Image montrant six faisceaux laser rouges traversant une chambre avec une puce suspendue au-dessus

Interféromètre atomique à deux espèces dans l'espace

Une fois ces problèmes résolus, l’étape suivante consisterait à effectuer un test EEP en utilisant l’interférométrie atomique à deux espèces. Il s’agit d’utiliser des impulsions lumineuses pour créer une superposition cohérente des deux nuages ​​d’atomes ultrafroids, puis de les recombiner et de les laisser interférer après un certain temps d’évolution libre. Le modèle d'interférence contient des informations précieuses sur l'accélération du mélange, à partir desquelles les scientifiques peuvent déterminer si les deux espèces ont subi la même accélération gravitationnelle.

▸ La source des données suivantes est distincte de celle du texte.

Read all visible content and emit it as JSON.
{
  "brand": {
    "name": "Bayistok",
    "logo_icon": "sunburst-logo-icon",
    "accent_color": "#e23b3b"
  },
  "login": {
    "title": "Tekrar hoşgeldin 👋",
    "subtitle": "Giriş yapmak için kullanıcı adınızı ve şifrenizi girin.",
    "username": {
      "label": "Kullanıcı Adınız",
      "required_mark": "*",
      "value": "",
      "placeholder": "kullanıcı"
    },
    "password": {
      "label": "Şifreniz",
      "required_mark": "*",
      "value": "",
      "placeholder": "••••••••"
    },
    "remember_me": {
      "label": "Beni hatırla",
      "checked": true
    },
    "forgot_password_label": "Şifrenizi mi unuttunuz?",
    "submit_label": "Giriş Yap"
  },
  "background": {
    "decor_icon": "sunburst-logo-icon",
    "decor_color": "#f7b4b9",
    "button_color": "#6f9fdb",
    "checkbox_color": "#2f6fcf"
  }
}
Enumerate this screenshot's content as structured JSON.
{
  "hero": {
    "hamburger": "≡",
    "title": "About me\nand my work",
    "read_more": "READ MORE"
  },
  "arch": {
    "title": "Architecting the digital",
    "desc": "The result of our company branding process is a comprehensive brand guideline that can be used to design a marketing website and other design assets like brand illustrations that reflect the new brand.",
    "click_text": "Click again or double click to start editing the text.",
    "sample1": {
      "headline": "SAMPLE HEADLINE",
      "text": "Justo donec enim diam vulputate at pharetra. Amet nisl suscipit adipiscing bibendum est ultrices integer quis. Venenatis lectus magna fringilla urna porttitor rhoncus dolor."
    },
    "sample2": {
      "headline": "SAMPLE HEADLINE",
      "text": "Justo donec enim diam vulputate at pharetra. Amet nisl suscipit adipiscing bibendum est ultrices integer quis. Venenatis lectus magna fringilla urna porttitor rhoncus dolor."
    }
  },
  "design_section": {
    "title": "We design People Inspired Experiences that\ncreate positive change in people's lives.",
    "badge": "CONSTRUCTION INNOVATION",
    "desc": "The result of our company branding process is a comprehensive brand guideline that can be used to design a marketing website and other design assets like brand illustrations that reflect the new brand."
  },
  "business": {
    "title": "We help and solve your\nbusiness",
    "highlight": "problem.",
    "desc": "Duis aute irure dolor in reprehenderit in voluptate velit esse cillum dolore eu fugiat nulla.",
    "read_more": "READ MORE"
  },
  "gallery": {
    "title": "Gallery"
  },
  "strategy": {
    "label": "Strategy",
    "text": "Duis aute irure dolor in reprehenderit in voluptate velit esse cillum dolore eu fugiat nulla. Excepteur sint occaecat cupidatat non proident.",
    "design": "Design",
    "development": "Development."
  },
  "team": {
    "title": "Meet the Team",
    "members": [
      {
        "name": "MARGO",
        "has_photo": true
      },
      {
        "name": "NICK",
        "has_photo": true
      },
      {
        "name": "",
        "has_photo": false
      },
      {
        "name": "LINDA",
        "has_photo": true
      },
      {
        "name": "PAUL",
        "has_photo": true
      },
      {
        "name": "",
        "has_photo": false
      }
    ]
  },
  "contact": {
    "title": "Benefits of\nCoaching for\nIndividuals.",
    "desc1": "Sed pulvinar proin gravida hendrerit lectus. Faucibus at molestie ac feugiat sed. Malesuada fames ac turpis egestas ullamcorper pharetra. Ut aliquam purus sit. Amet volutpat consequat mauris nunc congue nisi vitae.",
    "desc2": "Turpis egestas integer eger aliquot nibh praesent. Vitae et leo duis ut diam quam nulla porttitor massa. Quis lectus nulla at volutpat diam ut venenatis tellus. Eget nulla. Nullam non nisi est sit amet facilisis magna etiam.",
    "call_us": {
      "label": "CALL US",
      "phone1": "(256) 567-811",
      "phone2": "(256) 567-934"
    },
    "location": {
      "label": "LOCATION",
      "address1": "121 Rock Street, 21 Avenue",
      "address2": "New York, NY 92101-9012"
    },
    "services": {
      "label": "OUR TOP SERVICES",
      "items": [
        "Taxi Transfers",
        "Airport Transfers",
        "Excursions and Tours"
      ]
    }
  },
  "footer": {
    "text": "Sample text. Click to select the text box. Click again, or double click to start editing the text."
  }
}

Un facteur limitant de cette technique est la façon dont les positions du faisceau laser et de l’échantillon atomique se chevauchent. «C'est la partie la plus délicate», souligne Müller. L’un des problèmes est que les vibrations sur l’ISS font vibrer le système laser, introduisant ainsi un bruit de phase dans le système. Un autre problème est que la structure différente de la masse et du niveau d’énergie atomique des deux espèces les amène à réagir différemment au bruit vibratoire, produisant un déphasage entre les deux interféromètres atomiques.

Dans leurs derniers travaux, les scientifiques ont démontré une interférométrie atomique simultanée du mélange et mesuré une phase relative entre le motif d'interférence des atomes de rubidium et de potassium. Cependant, ils sont bien conscients qu’une telle phase est probablement due aux sources de bruit auxquelles ils s’attaquent, plutôt qu’à une violation du PPE.

Missions futures

Un nouveau module scientifique a été lancé sur l'ISS dans le but d'augmenter le nombre d'atomes, d'améliorer les sources laser et de mettre en œuvre de nouveaux algorithmes dans la séquence expérimentale. Mais fondamentalement, les scientifiques du CAL s’efforcent de démontrer une précision de mesure inertielle qui va au-delà de l’état actuel de la technique. "De telles réalisations constituent des étapes importantes vers de futures missions satellitaires testant l'universalité de la chute libre à des niveaux sans précédent", déclare le chercheur de Hanovre. Naceur Gaaloul, co-auteur de l'article récent.

Un exemple mentionné par Gaaloul est la proposition STE-QUEST (Space-Time Explorer and Quantum Equivalence Principle Space Test), qui serait sensible à des différences d'accélération d'aussi peu que 10.-17 m / s2. Cette précision équivaut à laisser tomber une pomme et une orange et à mesurer, au bout d'une seconde, la différence de leur position à l'intérieur du rayon d'un proton. L’espace est notoirement difficile, mais l’interférométrie atomique dans l’espace est encore plus difficile.